On his return to South Africa, Fanaroff began teaching physics at Wits, but he was increasingly drawn to join the struggle against apartheid. He threw himself into the trade-union movement, seeking out those that were non-racial and not aligned to party politics.
Eventually, he dedicated 19 years to being an organiser and national secretary of the Metal and Allied Workers’ Union, and in 1994, he became deputy director-general in the office of former President Nelson Mandela. During all this he was not able to return to the sciences, but found it extremely rewarding to work on building a better South Africa.
Between 1997 and 2000, he served as deputy director-general in the Ministry of Safety and Security, and as chair of the Integrated Justice System Board and the Steering Committee for Border Control. In 2000, Fanaroff set up his own consulting business outside of government, and he did not expect to play any more major roles in either astronomy or activism.

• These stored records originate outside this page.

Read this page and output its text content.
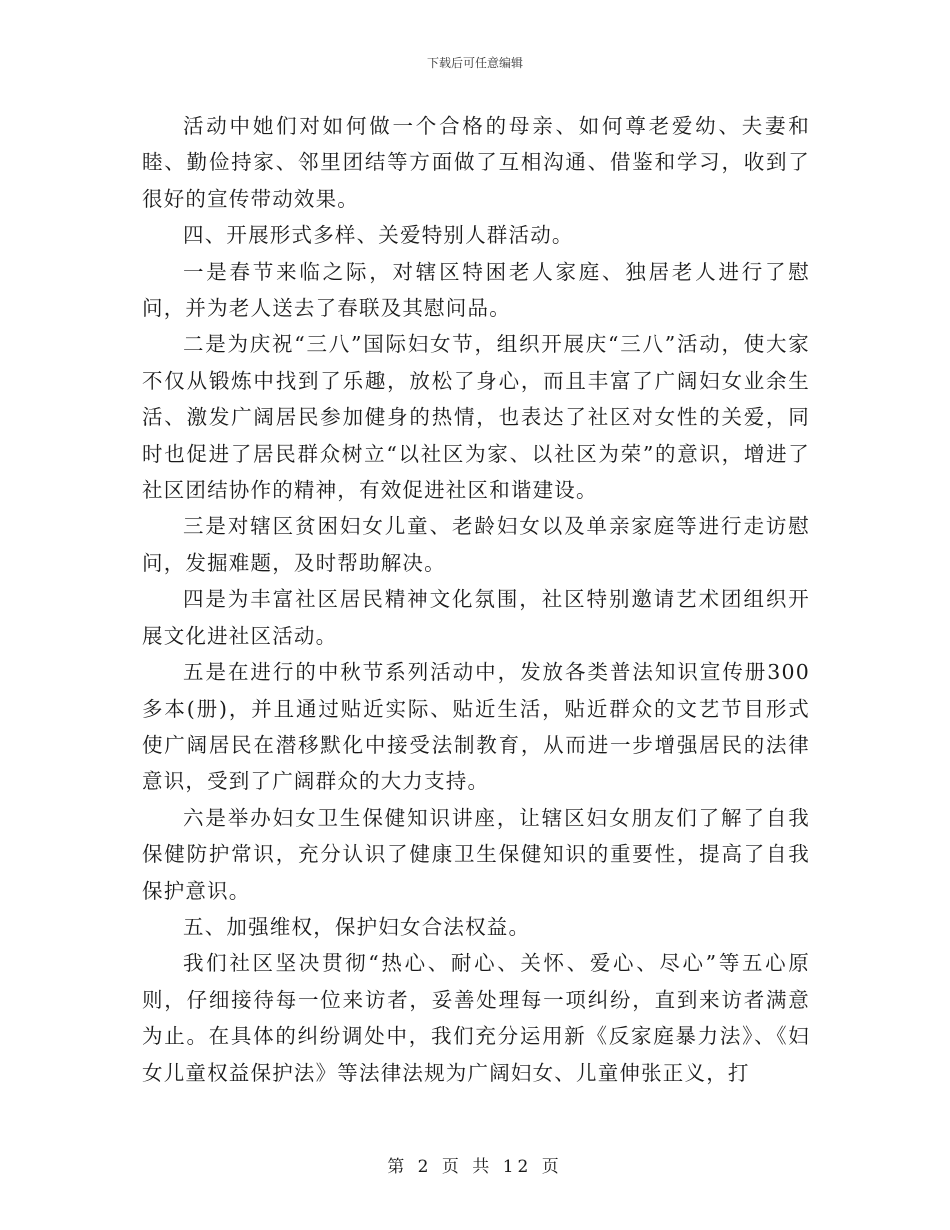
下载后可任意编辑

活动中她们对如何做一个合格的母亲、如何尊老爱幼、夫妻和睦、勤俭持家、邻里团结等方面做了互相沟通、借鉴和学习，收到了很好的宣传带动效果。

四、开展形式多样、关爱特别人群活动。

一是春节来临之际，对辖区特困老人家庭、独居老人进行了慰问，并为老人送去了春联及其慰问品。

二是为庆祝“三八”国际妇女节，组织开展庆“三八”活动，使大家不仅从锻炼中找到了乐趣，放松了身心，而且丰富了广阔妇女业余生活、激发广阔居民参加健身的热情，也表达了社区对女性的关爱，同时也促进了居民群众树立“以社区为家、以社区为荣”的意识，增进了社区团结协作的精神，有效促进社区和谐建设。

三是对辖区贫困妇女儿童、老龄妇女以及单亲家庭等进行走访慰问，发掘难题，及时帮助解决。

四是为丰富社区居民精神文化氛围，社区特别邀请艺术团组织开展文化进社区活动。

五是在进行的中秋节系列活动中，发放各类普法知识宣传册300多本(册)，并且通过贴近实际、贴近生活，贴近群众的文艺节目形式使广阔居民在潜移默化中接受法制教育，从而进一步增强居民的法律意识，受到了广阔群众的大力支持。

六是举办妇女卫生保健知识讲座，让辖区妇女朋友们了解了自我保健防护常识，充分认识了健康卫生保健知识的重要性，提高了自我保护意识。

五、加强维权，保护妇女合法权益。

我们社区坚决贯彻“热心、耐心、关怀、爱心、尽心”等五心原则，仔细接待每一位来访者，妥善处理每一项纠纷，直到来访者满意为止。在具体的纠纷调处中，我们充分运用新《反家庭暴力法》、《妇女儿童权益保护法》等法律法规为广阔妇女、儿童伸张正义，打

第 2 页 共 12 页
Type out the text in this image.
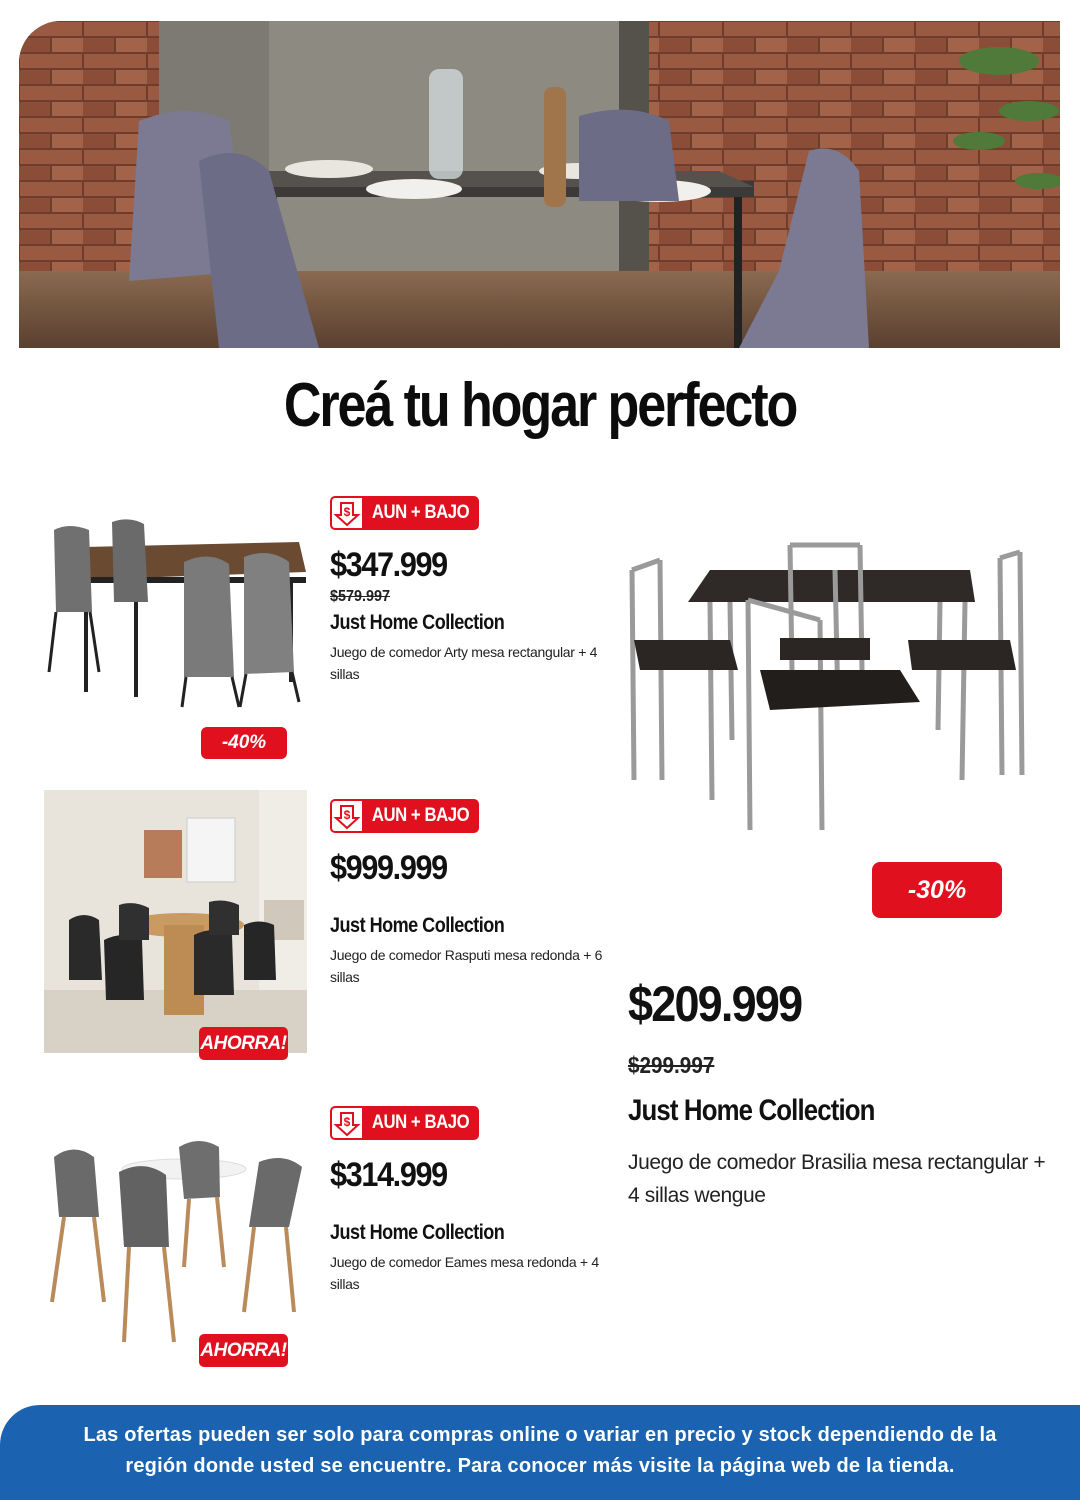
Creá tu hogar perfecto
-40%
$ AUN + BAJO
$347.999
$579.997
Just Home Collection
Juego de comedor Arty mesa rectangular + 4 sillas
AHORRA!
$ AUN + BAJO
$999.999
Just Home Collection
Juego de comedor Rasputi mesa redonda + 6 sillas
AHORRA!
$ AUN + BAJO
$314.999
Just Home Collection
Juego de comedor Eames mesa redonda + 4 sillas
-30%
$209.999
$299.997
Just Home Collection
Juego de comedor Brasilia mesa rectangular + 4 sillas wengue
Las ofertas pueden ser solo para compras online o variar en precio y stock dependiendo de la región donde usted se encuentre. Para conocer más visite la página web de la tienda.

“But then, I was approached to manage South Africa’s bid to host the world’s biggest telescope,” recalls Fanaroff, referring to the SKA. He led the conceptualisation, development, and construction of its precursor, the MeerKat.
“Thankfully, we were able to ask the right questions, and make the right decisions,” he says humbly. This was a reason, he believes, that South Africa won the bid.
The SKA is an international project to build a radio telescope ten times more sensitive and hundreds times faster at mapping the sky than today’s best radio astronomy facilities. It will be powerful enough to detect very faint radio signals emitted by cosmic sources billions of light years away from Earth, those signals emitted in the first billion years of the Universe (more than 13 billion years ago) when the first galaxies and stars started forming.
The SKA will be used to answer fundamental questions of science and about the laws of nature, such as: how did the Universe, and the stars and galaxies contained in it, form and evolve? Was Einstein’s theory of relativity correct? What is the nature of ‘dark matter’ and ‘dark energy’? What is the origin of cosmic magnetism? Is there life somewhere else in the Universe? But, perhaps, the most significant discoveries to be made by the SKA are those we cannot predict.
Says Fanaroff: “We have a cohort of young engineers that are as good as or better than anyone in the world,”, pointing out that he and he believes young South Africans can play a key role in the fourth industrial revolution.
He hopes that the government will invest and commit to projects similar to the SKA, which will offer opportunities for research, jobs, investment, and make South Africa a global player. He envisions a future where the digital revolution will not only boost the coffers of our country, but its people too. “There is scope to do as much as you want to do, as long as you have respect for other people – then they will work with you.”